Standard EPL policies contain exclusions for claims brought under the FLSA. The two major categories of wage and hour claims are those alleging (1) failure to pay overtime to employees who are not exempt from, and thus, eligible for overtime pay and (2) miscellaneous pay practices claims, which can include, but are not limited to, misclassifying employees as independent contractors, failure to grant rest and meal breaks, and failure to pay wages when due. A coverage endorsement may be attached that covers the cost of defending such claims; however, no coverage typically applies under these endorsements to settlements or judgments as it would seem to be against public policy to cover salary an employer owes its employee. Nevertheless, there is one carrier that I have come across, and perhaps there are others, that offer coverage for settlements or judgements. Thus, on a typical policy that does contain a wage and hour endorsement, it would only cover defense costs, usually with a sublimit attached to it (i.e. $50,000 to $150,000).

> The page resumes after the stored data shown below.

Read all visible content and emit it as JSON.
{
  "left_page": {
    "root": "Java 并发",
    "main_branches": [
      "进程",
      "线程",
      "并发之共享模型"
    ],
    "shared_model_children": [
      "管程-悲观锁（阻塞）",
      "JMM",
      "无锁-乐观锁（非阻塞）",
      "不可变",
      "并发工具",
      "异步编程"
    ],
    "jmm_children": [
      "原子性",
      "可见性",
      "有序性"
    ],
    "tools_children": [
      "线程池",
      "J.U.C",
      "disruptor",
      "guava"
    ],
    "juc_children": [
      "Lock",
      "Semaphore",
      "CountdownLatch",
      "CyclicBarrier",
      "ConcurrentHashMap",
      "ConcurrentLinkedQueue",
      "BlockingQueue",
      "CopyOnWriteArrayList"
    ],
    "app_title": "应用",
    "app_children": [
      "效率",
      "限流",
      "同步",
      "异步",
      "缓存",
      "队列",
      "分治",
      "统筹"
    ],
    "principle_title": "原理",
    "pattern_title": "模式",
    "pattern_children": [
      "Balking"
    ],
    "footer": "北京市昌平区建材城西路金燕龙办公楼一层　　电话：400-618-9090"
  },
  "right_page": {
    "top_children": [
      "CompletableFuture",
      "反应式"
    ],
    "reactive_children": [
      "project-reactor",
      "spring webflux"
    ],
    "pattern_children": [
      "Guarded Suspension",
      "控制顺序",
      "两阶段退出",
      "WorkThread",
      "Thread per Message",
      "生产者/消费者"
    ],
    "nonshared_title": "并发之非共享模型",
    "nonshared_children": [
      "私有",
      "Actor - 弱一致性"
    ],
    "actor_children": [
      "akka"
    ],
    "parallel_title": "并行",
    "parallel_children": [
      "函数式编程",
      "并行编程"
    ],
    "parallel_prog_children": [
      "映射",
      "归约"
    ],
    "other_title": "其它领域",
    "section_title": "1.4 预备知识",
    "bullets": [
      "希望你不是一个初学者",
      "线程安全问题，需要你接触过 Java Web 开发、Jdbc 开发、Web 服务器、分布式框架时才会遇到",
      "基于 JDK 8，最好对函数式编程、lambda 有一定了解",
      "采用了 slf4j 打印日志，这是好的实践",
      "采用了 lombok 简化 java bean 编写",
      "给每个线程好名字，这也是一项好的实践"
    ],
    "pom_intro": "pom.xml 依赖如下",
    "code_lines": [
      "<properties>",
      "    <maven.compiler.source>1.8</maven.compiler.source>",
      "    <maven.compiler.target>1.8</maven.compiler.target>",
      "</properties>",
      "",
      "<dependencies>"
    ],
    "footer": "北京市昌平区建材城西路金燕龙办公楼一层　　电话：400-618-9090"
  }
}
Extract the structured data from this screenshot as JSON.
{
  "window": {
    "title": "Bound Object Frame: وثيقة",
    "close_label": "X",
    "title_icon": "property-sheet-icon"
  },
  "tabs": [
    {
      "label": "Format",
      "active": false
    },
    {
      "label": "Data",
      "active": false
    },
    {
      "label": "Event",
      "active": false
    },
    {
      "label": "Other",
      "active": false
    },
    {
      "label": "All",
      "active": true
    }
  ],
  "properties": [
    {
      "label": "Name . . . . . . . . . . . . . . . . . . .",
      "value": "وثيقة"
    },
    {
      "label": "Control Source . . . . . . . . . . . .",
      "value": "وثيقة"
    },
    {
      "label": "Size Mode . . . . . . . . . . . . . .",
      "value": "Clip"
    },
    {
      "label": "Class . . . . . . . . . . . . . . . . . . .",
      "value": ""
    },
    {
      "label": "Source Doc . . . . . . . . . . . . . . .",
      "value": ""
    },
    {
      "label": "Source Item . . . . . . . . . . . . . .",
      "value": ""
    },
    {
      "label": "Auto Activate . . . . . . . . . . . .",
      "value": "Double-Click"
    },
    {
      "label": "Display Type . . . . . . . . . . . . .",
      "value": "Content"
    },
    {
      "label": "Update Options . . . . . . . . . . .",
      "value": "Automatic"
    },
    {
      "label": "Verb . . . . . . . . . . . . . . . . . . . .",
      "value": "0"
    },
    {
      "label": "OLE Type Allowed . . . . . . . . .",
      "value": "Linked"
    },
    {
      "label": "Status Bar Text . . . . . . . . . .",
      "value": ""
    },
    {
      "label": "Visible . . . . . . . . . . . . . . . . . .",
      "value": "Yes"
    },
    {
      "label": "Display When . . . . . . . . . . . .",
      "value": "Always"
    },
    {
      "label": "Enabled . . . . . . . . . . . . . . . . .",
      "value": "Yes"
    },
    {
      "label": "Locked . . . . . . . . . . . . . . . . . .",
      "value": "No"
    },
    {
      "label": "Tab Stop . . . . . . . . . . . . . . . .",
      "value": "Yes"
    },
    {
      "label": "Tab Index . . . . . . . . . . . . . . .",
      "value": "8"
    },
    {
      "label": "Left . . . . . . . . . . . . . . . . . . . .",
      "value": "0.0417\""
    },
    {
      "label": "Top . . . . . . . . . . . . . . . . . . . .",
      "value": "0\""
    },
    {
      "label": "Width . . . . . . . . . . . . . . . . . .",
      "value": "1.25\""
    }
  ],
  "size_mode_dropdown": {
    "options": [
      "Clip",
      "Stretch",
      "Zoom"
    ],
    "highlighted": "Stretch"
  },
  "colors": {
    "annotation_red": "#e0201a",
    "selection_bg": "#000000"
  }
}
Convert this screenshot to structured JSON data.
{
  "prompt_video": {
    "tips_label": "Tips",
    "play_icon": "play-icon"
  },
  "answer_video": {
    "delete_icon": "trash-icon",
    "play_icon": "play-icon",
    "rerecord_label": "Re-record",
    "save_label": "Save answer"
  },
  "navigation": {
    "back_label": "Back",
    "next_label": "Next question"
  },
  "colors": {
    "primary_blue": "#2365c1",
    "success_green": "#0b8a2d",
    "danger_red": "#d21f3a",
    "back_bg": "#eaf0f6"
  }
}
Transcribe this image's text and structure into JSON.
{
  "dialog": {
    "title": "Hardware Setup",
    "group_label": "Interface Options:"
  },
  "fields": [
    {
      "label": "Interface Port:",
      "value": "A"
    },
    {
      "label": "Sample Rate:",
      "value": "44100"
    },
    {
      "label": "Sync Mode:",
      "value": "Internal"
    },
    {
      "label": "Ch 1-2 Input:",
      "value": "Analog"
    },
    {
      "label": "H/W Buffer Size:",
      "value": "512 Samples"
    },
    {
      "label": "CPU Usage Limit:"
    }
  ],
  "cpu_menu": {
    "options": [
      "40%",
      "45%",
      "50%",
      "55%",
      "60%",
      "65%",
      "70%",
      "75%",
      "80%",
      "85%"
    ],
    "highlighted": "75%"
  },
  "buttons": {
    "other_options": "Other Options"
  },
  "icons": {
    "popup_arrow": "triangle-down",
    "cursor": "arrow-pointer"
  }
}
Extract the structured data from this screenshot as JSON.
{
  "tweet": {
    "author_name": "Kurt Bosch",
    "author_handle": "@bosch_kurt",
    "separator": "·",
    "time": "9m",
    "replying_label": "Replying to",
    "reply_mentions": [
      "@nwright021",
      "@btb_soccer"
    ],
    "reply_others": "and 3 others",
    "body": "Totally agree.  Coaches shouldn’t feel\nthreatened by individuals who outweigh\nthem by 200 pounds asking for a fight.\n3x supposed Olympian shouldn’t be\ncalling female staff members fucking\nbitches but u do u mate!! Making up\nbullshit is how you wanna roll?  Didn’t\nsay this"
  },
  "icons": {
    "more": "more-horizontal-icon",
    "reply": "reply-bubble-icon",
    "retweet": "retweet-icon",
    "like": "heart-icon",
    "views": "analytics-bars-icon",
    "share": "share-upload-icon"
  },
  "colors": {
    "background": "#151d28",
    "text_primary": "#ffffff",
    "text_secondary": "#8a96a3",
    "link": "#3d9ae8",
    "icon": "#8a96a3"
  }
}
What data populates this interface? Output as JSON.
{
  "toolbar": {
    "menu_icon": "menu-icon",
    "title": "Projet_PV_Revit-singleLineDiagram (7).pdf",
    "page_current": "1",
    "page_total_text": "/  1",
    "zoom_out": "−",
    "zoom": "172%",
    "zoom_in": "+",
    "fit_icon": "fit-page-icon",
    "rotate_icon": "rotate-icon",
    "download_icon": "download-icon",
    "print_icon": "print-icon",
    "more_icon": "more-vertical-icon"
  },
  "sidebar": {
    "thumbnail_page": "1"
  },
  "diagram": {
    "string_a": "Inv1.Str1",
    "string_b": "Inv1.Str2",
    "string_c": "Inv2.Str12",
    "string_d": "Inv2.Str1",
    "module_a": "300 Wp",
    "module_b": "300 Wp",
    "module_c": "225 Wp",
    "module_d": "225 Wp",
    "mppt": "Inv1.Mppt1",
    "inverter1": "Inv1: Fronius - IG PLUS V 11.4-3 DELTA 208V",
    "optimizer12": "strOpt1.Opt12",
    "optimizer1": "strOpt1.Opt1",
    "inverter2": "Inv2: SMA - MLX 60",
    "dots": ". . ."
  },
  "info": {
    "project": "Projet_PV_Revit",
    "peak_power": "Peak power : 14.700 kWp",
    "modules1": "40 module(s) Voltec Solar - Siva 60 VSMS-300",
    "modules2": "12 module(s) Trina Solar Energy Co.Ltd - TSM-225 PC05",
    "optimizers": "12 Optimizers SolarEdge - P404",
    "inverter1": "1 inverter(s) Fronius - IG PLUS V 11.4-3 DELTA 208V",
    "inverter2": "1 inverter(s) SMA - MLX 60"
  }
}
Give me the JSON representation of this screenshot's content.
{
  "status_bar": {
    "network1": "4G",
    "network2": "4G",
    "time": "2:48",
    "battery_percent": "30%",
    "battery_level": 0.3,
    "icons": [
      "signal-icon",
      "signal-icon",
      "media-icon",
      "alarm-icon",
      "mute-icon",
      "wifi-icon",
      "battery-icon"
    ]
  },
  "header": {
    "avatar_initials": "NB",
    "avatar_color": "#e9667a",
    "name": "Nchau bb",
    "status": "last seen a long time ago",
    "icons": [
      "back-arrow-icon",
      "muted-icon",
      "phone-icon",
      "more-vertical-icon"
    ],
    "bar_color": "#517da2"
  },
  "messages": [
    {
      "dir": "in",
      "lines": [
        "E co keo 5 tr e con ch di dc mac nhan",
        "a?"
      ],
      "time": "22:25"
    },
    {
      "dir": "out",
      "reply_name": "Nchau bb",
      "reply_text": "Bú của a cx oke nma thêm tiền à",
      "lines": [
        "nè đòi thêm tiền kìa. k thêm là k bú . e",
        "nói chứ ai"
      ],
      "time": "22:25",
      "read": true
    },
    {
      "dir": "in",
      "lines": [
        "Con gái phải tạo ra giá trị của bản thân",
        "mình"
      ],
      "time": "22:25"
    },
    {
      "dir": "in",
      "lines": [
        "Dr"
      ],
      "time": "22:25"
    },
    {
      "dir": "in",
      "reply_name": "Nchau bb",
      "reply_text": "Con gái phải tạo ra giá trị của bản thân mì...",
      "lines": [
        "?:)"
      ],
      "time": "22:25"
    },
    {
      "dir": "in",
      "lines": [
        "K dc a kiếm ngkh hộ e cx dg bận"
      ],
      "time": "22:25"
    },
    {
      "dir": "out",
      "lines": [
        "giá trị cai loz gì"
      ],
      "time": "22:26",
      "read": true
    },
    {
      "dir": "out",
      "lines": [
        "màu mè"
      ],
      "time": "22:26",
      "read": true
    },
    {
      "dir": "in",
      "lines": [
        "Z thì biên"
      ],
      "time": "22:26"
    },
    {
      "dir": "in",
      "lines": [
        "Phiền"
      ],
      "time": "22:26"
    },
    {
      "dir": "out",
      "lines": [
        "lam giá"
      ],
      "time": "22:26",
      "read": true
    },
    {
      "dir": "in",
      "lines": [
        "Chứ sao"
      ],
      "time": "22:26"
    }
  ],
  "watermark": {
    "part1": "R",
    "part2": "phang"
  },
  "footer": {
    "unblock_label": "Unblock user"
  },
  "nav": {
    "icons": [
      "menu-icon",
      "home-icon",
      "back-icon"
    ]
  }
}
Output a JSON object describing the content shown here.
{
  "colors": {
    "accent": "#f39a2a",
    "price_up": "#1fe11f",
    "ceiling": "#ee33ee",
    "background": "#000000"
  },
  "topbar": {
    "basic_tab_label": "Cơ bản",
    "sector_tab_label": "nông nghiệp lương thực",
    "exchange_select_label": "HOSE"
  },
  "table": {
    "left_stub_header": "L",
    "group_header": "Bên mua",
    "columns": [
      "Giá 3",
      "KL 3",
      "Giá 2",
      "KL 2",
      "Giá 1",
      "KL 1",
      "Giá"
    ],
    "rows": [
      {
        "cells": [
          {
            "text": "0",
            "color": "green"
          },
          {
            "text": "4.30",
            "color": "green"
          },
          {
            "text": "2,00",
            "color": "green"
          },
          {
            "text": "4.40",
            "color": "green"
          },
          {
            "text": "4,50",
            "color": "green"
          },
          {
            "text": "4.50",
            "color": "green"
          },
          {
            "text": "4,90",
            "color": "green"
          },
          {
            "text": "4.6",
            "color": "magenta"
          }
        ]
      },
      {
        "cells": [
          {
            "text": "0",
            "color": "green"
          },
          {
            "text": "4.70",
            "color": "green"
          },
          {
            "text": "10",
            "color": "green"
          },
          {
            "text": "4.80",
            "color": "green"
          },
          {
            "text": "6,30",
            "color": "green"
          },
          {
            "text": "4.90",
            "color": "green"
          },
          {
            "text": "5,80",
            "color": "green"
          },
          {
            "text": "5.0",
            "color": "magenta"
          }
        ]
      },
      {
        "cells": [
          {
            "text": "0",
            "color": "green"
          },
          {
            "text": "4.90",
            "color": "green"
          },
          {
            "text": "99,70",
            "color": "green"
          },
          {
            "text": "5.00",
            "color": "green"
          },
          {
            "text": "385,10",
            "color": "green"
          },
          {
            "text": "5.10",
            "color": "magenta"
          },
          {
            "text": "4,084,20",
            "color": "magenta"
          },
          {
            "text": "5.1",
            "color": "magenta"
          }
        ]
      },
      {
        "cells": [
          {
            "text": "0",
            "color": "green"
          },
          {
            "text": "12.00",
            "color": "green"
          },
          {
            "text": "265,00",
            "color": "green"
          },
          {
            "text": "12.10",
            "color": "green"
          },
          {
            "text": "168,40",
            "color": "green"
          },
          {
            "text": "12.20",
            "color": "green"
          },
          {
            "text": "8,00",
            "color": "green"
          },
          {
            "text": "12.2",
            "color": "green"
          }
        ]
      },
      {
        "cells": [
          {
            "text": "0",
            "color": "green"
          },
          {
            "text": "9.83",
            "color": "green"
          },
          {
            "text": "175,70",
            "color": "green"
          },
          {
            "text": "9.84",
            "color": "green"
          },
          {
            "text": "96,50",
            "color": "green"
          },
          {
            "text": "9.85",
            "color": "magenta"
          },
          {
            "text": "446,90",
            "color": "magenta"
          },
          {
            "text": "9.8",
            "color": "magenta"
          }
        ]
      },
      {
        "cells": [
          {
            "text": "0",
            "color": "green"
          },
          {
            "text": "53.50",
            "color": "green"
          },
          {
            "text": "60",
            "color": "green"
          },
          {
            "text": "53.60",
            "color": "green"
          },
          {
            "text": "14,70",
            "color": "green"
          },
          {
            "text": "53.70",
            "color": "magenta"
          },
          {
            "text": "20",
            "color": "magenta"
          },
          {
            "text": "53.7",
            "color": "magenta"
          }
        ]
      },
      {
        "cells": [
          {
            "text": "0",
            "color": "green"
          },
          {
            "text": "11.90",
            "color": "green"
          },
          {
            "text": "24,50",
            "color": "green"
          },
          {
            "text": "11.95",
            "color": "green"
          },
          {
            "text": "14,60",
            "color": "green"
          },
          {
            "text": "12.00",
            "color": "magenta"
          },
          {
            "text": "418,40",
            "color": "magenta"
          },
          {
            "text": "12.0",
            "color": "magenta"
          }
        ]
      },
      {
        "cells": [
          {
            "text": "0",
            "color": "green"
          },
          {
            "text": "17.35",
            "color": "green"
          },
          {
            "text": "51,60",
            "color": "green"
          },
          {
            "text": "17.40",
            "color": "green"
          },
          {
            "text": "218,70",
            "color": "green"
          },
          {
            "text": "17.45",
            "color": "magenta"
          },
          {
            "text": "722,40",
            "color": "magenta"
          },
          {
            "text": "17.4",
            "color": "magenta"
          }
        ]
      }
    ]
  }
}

Given the propensity of such claims, it would be prudent for companies to investigate their EPL policies to determine whether wage and hour coverage is included and if not, see if it can be added. My experience in reviewing policies of prospective clients usually finds no such coverage included on their EPL policies. Having said that, not all carriers are willing to endorse their policies and afford wage and hour coverage to their policyholders. Companies with bad loss experience or in industries that have more than their fair share of wage and hour claims, are often unable to obtain wage and hour coverage on their policies. Nevertheless, those companies that have the option to add the coverage should strongly consider it. Some of my colleagues have shared with me that clients are hesitant to absorb the additional cost of such coverage, confident that they are immune to such claims or of the mistaken belief that the likelihood of such claims to be too remote to warrant the expense attached to it. In my experience and based on recent news articles I have come across, no industry or class of business is immune to wage and hour claims and any hesitation to purchase such coverage, when available, may be shortsighted and not the proper risk management perspective to take. In other words, to those that wage and hour coverage is made available to, I would strongly recommend adding the coverage.